Open or closed: Investigating the transcriptome and epigenome of embryonic hematopoiesis at single cell resolution

Hematopoiesis is a dynamic process by which all blood cells are generated during the lifetime of an organism. Blood cells are closely regulated by changes in the transcriptome and epigenome. Understanding how blood cells form is of fundamental importance and clinically relevant for the progress of cell replacement therapies and transplantation protocols in blood and vascular genetic- and age-related diseases. While the major anatomical sites of hematopoiesis change during a lifetime, the developmental origin of these cells remain not fully determined. Furthermore, the gene regulatory networks involved in early specification of these cells is also unresolved. Using the avian (chicken) embryo as a model organism, we propose to comprehensively define the hematopoietic genetic programming, concentrating on the early stages of embryonic development.
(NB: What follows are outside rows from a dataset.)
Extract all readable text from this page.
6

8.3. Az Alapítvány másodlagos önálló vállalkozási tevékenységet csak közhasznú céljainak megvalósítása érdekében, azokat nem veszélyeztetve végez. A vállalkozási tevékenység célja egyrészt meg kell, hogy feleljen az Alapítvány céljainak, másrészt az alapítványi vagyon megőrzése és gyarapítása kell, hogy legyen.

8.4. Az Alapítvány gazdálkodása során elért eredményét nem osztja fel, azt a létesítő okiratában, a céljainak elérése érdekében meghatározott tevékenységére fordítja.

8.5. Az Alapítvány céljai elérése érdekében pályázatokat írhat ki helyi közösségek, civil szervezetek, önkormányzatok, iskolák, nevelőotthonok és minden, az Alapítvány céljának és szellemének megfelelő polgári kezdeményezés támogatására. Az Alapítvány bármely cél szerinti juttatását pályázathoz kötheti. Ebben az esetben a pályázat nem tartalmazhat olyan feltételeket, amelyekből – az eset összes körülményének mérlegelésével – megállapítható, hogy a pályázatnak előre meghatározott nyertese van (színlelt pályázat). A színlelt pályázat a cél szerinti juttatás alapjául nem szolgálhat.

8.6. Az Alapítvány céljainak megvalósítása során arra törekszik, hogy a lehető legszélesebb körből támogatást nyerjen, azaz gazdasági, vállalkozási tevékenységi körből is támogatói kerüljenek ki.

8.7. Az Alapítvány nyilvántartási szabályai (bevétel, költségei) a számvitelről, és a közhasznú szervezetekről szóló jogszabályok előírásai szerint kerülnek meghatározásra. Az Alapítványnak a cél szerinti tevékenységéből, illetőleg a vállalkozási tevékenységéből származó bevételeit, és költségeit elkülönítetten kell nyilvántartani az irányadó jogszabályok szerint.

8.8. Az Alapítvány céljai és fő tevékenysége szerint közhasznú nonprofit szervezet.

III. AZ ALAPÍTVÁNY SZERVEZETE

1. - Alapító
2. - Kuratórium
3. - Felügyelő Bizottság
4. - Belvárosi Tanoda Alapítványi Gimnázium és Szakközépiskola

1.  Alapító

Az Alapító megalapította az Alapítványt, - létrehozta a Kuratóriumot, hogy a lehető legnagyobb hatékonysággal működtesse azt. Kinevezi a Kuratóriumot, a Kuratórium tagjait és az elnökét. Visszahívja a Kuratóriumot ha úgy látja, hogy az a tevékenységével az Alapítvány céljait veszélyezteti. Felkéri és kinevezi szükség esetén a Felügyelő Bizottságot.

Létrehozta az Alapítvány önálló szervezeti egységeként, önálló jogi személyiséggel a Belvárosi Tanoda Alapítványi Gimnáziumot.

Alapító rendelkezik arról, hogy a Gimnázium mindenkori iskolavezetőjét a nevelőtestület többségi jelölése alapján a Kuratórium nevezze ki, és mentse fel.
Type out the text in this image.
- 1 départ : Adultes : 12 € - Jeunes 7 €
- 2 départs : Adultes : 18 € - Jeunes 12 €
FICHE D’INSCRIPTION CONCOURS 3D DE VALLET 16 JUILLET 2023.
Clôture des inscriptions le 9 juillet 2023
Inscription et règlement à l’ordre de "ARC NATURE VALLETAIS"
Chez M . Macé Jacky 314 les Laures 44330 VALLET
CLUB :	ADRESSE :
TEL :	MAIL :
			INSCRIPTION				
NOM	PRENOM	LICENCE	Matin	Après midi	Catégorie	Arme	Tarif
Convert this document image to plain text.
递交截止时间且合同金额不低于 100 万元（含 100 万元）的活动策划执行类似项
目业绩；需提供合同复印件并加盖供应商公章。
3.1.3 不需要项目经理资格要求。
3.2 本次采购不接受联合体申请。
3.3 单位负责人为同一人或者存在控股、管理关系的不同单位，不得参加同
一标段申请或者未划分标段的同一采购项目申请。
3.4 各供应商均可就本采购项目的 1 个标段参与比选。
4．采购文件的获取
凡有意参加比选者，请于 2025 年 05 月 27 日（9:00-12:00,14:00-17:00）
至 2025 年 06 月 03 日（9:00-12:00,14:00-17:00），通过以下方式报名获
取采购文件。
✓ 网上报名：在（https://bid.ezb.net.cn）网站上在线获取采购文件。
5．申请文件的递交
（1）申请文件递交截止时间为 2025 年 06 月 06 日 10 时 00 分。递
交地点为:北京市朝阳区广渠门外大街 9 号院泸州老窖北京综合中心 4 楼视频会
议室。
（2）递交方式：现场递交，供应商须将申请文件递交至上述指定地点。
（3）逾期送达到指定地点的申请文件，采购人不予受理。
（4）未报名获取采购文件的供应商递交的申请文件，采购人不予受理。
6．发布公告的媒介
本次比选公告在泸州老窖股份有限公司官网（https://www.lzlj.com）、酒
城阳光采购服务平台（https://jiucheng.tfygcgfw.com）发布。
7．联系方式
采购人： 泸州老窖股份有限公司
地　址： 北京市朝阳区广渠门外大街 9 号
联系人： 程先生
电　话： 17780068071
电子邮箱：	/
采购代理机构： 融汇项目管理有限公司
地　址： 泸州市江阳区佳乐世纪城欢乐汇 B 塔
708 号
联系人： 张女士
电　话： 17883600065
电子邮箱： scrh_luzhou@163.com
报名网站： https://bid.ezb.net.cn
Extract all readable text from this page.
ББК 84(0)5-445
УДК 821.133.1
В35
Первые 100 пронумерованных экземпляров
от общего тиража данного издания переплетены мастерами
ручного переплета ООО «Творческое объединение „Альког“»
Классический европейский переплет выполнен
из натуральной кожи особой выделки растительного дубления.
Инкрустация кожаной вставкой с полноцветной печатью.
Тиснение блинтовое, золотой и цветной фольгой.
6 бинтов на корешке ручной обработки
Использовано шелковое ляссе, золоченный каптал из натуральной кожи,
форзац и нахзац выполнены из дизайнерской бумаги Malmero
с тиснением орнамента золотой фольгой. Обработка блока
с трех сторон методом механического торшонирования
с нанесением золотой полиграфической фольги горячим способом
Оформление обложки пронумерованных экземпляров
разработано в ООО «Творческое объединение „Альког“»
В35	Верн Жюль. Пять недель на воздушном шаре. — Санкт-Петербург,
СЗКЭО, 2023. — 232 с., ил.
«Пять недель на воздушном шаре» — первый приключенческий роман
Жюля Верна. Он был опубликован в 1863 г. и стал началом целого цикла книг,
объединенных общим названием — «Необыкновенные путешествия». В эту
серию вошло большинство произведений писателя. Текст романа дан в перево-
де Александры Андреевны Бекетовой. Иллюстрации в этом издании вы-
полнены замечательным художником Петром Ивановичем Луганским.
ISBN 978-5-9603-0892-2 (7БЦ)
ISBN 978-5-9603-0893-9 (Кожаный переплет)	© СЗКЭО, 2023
Single-cell RNA-sequencing will be used to determine the key genes and single-cell ATAC-sequencing to identify non-coding regulatory elements followed by detailed bioinformatic analyses. We will validate key gene networks with in vivo experimentation using genome-editing tools (such as CRISPR) and advanced live microscopy. Many of the molecular processes involved in cellular reprogramming are conserved during evolution and is likely that at least some of the discoveries made in the avian model will have direct relevance to humans.